Elvin Payamps, 38, was arrested Wednesday after someone overheard him making threats on a cell phone, saying that he wanted to kill an officer before Christmas, authorities said.
The witness heard Payamps make those statements at 1:38 p.m. Cops tracked down Payamps about an hour later, authorities said.
The witness told police he heard Payamps say, "The cop should have been white that was killed. I always have a gun on me."
The victims Payamps is believed to have referred to were Rafael Ramos and Wenjian Liu, the Hispanic and Asian officers, respectively, who were fatally shot in an ambush of their patrol vehicle on Saturday afternoon in Brooklyn by a man who shot himself minutes later on a subway platform.
The police officer found Payamps an hour after the threat and noticed him sitting in a blue BMW in Queens with windows that were tinted much darker than the legal limit allows, authorities said.
Upon questioning, the officer determined that Payamps had marijuana in his car, police said, and a later search of his home found a set of brass knuckles, two guns and two body vests.
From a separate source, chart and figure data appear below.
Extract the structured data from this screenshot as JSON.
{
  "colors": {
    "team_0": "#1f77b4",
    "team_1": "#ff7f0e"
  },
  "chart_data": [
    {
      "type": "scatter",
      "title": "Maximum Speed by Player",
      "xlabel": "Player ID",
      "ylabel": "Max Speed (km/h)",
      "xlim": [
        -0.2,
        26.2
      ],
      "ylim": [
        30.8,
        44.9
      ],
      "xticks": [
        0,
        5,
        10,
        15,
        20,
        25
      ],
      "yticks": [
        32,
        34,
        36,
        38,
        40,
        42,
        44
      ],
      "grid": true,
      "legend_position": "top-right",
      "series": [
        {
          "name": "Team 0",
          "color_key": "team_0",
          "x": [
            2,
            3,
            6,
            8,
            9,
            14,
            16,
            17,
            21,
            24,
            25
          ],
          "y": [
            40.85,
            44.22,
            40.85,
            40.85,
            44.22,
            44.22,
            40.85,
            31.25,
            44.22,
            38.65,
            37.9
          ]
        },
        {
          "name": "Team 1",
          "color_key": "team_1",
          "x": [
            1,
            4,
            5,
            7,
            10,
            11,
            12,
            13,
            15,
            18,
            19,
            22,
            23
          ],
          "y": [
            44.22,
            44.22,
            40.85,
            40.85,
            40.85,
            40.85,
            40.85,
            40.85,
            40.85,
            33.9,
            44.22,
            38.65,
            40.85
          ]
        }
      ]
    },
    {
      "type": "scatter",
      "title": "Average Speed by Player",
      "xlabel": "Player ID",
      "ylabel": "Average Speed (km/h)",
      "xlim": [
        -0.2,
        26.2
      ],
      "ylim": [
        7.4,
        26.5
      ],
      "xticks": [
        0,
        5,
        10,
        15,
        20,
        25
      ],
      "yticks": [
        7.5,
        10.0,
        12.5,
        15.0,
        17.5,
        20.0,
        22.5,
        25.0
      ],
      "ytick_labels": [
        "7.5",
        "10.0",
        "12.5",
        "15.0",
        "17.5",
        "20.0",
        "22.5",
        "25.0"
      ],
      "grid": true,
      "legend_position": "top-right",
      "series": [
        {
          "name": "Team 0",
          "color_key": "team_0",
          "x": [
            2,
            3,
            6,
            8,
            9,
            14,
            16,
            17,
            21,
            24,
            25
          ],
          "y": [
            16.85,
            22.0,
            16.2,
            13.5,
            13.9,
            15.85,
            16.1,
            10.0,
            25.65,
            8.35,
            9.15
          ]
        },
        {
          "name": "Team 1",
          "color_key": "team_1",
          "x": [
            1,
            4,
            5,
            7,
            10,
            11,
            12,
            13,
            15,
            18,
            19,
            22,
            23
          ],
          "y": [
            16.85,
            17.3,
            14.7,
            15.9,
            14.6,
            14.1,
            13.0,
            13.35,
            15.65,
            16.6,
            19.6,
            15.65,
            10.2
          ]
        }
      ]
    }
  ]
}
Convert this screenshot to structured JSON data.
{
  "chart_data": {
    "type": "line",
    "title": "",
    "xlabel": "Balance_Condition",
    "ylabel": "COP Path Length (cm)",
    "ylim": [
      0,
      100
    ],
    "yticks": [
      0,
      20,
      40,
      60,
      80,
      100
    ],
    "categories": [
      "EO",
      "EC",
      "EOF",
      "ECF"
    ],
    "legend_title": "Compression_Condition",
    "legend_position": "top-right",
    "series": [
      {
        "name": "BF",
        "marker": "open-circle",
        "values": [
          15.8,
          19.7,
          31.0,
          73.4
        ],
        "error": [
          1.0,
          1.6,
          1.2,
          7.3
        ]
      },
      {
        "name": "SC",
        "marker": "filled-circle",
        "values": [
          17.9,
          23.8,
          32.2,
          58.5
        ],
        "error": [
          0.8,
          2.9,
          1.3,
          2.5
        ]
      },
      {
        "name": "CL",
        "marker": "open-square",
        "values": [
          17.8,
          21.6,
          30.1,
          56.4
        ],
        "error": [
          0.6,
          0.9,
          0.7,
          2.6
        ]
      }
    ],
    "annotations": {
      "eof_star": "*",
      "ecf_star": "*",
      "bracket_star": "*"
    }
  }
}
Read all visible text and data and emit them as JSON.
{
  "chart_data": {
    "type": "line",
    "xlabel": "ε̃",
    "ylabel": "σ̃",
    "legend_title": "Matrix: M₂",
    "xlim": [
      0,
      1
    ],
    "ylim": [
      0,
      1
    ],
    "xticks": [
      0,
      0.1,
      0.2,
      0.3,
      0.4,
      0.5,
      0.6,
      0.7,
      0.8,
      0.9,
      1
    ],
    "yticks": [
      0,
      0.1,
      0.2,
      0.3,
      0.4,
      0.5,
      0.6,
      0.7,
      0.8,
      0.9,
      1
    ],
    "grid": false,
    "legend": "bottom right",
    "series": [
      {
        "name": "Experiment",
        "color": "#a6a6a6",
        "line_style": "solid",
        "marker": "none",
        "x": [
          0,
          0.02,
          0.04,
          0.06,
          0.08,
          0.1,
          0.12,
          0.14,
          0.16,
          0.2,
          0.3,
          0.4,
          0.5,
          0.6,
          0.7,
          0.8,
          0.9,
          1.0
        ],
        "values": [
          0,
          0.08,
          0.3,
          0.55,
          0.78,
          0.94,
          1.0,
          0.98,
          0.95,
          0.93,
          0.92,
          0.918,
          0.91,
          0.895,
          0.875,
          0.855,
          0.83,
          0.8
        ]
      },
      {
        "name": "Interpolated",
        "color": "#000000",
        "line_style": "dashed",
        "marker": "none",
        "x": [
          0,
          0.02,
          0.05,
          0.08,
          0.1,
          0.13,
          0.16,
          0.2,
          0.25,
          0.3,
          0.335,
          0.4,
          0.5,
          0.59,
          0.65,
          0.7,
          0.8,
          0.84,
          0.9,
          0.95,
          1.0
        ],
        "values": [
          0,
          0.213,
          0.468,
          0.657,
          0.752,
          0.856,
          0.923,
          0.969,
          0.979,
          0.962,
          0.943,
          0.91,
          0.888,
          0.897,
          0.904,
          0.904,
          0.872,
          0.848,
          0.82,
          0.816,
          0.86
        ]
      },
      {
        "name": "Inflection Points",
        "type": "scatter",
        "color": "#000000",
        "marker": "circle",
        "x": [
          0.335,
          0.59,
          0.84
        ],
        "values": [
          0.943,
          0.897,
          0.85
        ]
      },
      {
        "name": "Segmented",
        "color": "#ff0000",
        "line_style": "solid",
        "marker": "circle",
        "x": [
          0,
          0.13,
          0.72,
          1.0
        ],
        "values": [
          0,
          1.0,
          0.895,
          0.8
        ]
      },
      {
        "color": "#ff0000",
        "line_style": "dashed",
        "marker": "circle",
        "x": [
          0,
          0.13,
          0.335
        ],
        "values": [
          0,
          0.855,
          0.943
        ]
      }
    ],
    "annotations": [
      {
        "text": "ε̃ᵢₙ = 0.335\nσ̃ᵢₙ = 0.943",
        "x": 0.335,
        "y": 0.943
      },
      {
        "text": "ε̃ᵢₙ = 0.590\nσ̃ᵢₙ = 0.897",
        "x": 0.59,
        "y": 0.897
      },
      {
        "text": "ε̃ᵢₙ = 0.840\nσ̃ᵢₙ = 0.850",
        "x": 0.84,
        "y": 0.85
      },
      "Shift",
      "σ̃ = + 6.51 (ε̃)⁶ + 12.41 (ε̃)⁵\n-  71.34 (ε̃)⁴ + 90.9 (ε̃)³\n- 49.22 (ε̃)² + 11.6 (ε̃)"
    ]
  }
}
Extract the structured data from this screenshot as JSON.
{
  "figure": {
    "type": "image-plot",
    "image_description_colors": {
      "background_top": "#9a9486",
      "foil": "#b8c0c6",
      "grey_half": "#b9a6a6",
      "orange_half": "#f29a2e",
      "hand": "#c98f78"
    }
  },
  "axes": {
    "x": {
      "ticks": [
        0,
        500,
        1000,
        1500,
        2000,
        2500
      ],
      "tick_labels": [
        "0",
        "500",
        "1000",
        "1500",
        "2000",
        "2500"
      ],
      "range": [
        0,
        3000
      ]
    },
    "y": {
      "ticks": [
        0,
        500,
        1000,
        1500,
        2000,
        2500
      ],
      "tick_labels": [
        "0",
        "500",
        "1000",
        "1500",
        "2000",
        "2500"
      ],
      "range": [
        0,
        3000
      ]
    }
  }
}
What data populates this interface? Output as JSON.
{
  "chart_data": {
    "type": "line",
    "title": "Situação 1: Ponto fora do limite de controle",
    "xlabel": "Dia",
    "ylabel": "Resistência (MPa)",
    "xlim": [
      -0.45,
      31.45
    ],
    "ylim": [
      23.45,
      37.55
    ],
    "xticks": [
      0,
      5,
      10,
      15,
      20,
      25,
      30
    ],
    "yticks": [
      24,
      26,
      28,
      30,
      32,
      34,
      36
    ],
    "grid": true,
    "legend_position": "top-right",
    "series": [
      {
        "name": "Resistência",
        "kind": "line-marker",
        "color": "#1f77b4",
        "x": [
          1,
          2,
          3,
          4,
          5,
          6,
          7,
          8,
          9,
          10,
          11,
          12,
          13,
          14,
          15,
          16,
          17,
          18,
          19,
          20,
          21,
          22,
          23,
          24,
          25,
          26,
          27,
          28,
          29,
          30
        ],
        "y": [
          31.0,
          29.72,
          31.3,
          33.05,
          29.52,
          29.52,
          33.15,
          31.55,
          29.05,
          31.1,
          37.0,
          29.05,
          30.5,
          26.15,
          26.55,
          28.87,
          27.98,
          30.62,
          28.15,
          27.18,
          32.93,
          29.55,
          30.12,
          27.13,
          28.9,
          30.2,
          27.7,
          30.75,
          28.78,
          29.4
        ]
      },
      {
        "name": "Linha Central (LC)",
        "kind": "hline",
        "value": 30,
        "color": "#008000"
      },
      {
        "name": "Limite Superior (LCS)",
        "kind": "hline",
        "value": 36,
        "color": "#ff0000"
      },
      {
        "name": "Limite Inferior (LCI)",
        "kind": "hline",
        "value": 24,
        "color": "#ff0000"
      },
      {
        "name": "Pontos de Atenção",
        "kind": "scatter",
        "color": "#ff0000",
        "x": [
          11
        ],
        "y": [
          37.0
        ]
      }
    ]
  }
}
Payamps later admitted to the officer that he did say that if last weekend's attacker "wanted to send a message" that he "should have killed two white cops instead" of minorities, according to the criminal complaint. Payamps has been charged with gun possession.
This is one of at least six arrests that have been made over the past week in connection to threats made against police officers in the wake of the Dec. 20 attack.